Un géant aux pieds d’argile

Un géant aux pieds d’argile cependant, selon un message des évêques nigérians daté de septembre dernier la misère aiguë se manifeste dans le pays au plan moral, économique, politique et social. Ces misères sont visibles par l’augmentation des vols, de la violence, du chômage, de la corruption, par la diminution des services éducatifs et sanitaires, au point de faire dire aux évêques que « la qualité de vie de la plus grande partie des Nigérians a dégénéré pour en arriver à des niveaux qui sont en dessous de la dignité humaine ».

Le fait même de se présenter comme le champion de la démocratie ne suffit pas. Encore faut-il en appliquer les principes, c’est-à-dire introduire une démocratie réelle, respecter les droits de l’homme, la liberté d’expression et d’association. Le gouvernement, disent les évêques, devrait en particulier libérer tous les prisonniers politiques et leur permettre de participer à la transition vers la démocratie. Cette transition pourrait être imminente: des élections pour l’Assemblée fédérale devraient avoir lieu en juin 1998, celles des gouverneurs fédéraux sont prévues en août, avant le retrait des militaires et l’installation du nouveau président, le 1er octobre 1998.

D’autres défis attendent le pays: dans ce continent africain où les fondamentalismes et les guerres inter-ethniques détruisent des régions entières, la coexistence entre chrétiens, musulmans et animistes a besoin d’être renforcée. Il faut en outre garantir les droits de plus de 250 ethnies.

Poids lourd démographique

Par la grande étendue de son territoire, par les multiples ressources agricoles et minérales, et surtout par son poids démographique, la République fédérale du Nigéria occupe une place de premier plan parmi les Etats africains. Il touche au nord le Niger et le Tchad, le Bénin à l’ouest, et le Cameroun à l’est. L’Etat s’ouvre en outre sur le Golfe de Guinée. Son territoire recouvre une superficie de 923’773 km² (23 fois la Suisse ou 1,7 fois la France), et est divisé en 36 régions autonomes, pour une population totale de 115 millions d’habitants.

Le pays compte 5 groupes ethniques principaux: les Haoussas, les Yorubas, les Ibos, les Fulanis et les Kanuris, mais recense plus de 400 ethnies, dont 250 souches d’origine. La population, qui s’est accrue durant les dernières décennies à un rythme moyen annuel de 3,3%, vit surtout dans les grandes agglomérations urbaines. Malgré l’organisation politique et économique moderne, la tradition tribale reste fortement enracinée. Depuis 1976, le gouvernement a cherché à donner un élan nouveau à la croissance culturelle des Nigérians, en prenant des voies destinées à diminuer le taux élevé d’analphabétisme. Dès 1980, on a introduit l’école primaire obligatoire et gratuite, en donnant la possibilité d’études techniques pour répondre aux besoins de main-d’oeuvre qualifiée.

La langue officielle est l’anglais, mais les dialectes sont très répandus. Sous l’égide de l’impérialisme britannique, le pays a assimilé les traits caractéristiques de la culture dominante, en particulier dans le domaine commercial apporté par le colonialisme lui-même.

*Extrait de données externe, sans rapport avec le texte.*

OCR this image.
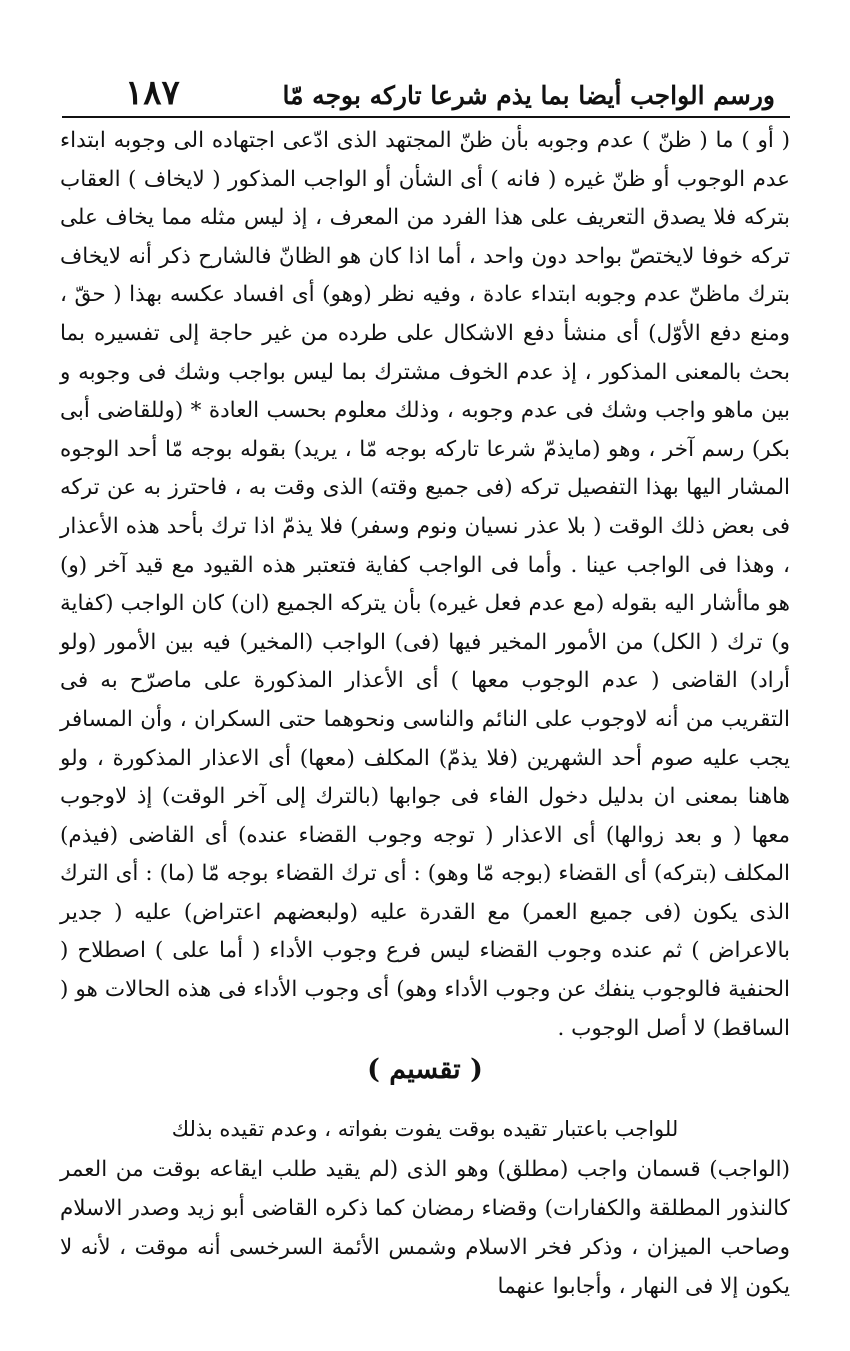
ورسم الواجب أيضا بما يذم شرعا تاركه بوجه مّا
١٨٧

( أو ) ما ( ظنّ ) عدم وجوبه بأن ظنّ المجتهد الذى ادّعى اجتهاده الى وجوبه ابتداء عدم الوجوب أو ظنّ غيره ( فانه ) أى الشأن أو الواجب المذكور ( لايخاف ) العقاب بتركه فلا يصدق التعريف على هذا الفرد من المعرف ، إذ ليس مثله مما يخاف على تركه خوفا لايختصّ بواحد دون واحد ، أما اذا كان هو الظانّ فالشارح ذكر أنه لايخاف بترك ماظنّ عدم وجوبه ابتداء عادة ، وفيه نظر (وهو) أى افساد عكسه بهذا ( حقّ ، ومنع دفع الأوّل) أى منشأ دفع الاشكال على طرده من غير حاجة إلى تفسيره بما بحث بالمعنى المذكور ، إذ عدم الخوف مشترك بما ليس بواجب وشك فى وجوبه و بين ماهو واجب وشك فى عدم وجوبه ، وذلك معلوم بحسب العادة * (وللقاضى أبى بكر) رسم آخر ، وهو (مايذمّ شرعا تاركه بوجه مّا ، يريد) بقوله بوجه مّا أحد الوجوه المشار اليها بهذا التفصيل تركه (فى جميع وقته) الذى وقت به ، فاحترز به عن تركه فى بعض ذلك الوقت ( بلا عذر نسيان ونوم وسفر) فلا يذمّ اذا ترك بأحد هذه الأعذار ، وهذا فى الواجب عينا . وأما فى الواجب كفاية فتعتبر هذه القيود مع قيد آخر (و) هو ماأشار اليه بقوله (مع عدم فعل غيره) بأن يتركه الجميع (ان) كان الواجب (كفاية و) ترك ( الكل) من الأمور المخير فيها (فى) الواجب (المخير) فيه بين الأمور (ولو أراد) القاضى ( عدم الوجوب معها ) أى الأعذار المذكورة على ماصرّح به فى التقريب من أنه لاوجوب على النائم والناسى ونحوهما حتى السكران ، وأن المسافر يجب عليه صوم أحد الشهرين (فلا يذمّ) المكلف (معها) أى الاعذار المذكورة ، ولو هاهنا بمعنى ان بدليل دخول الفاء فى جوابها (بالترك إلى آخر الوقت) إذ لاوجوب معها ( و بعد زوالها) أى الاعذار ( توجه وجوب القضاء عنده) أى القاضى (فيذم) المكلف (بتركه) أى القضاء (بوجه مّا وهو) : أى ترك القضاء بوجه مّا (ما) : أى الترك الذى يكون (فى جميع العمر) مع القدرة عليه (ولبعضهم اعتراض) عليه ( جدير بالاعراض ) ثم عنده وجوب القضاء ليس فرع وجوب الأداء ( أما على ) اصطلاح ( الحنفية فالوجوب ينفك عن وجوب الأداء وهو) أى وجوب الأداء فى هذه الحالات هو ( الساقط) لا أصل الوجوب .

( تقسيم )
للواجب باعتبار تقيده بوقت يفوت بفواته ، وعدم تقيده بذلك

(الواجب) قسمان واجب (مطلق) وهو الذى (لم يقيد طلب ايقاعه بوقت من العمر كالنذور المطلقة والكفارات) وقضاء رمضان كما ذكره القاضى أبو زيد وصدر الاسلام وصاحب الميزان ، وذكر فخر الاسلام وشمس الأئمة السرخسى أنه موقت ، لأنه لا يكون إلا فى النهار ، وأجابوا عنهما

La monnaie locale est le naira. Outre sa capitale, Abuja, située au centre, le pays compte d’autres centres urbains, comme Lagos, Ibadan, Kano et Abeokuta. Après l’indépendance, le 1er octobre 1960, le Nigéria a connu plusieurs gouvernements, jusqu’au 27 août 1985, date à laquelle le contrôle du pays est passé dans les mains des militaires. Le dernier coup d’Etat, qui remonte au 17 novembre 1997, est « l’œuvre » du général Sani Abacha qui, après avoir annulé les élections présidentielles, a pris en mains le commandement de l’Etat.

65% de la population active se consacrent à l’agriculture; mais le développement accéléré de l’économie nationale est dû au pétrole, au gaz naturel et à l’énergie hydroélectrique. Les régions industrielles sont concentrées surtout dans le sud du pays relié au nord, grâce à un réseau de communications parmi les plus efficaces du continent. L’économie nigériane peut s’appuyer en outre sur une production abondante de bois, grâce à la présence de forêts étendues qui couvrent 16% du territoire. Tourné vers des modèles européens, le pays est cependant dépourvu d’assistance sanitaire adéquate: on compte un médecin pour 8’000 personnes et les structures hospitalières ne peuvent mettre au service des Nigérians qu’un lit pour 976 habitants.

Au plan religieux, le Nigéria est divisé principalement en musulmans (47%) et en chrétiens (35%). Fortes d’une tradition liée au tribalisme, diverses minorités ont conservé leurs cultes animistes. L’islam pénétra au Nigéria par les routes commerciales qui traversaient le désert du Sahara. Une partie des colonies musulmanes furent contrecarrées par les populations locales fidèles aux cultes polythéistes. La première Mission catholique, en revanche, s’installa de manière stable à Lagos en 1868, grâce au Père Francesco Borghera, de la Société des Missions Africaines (SMA).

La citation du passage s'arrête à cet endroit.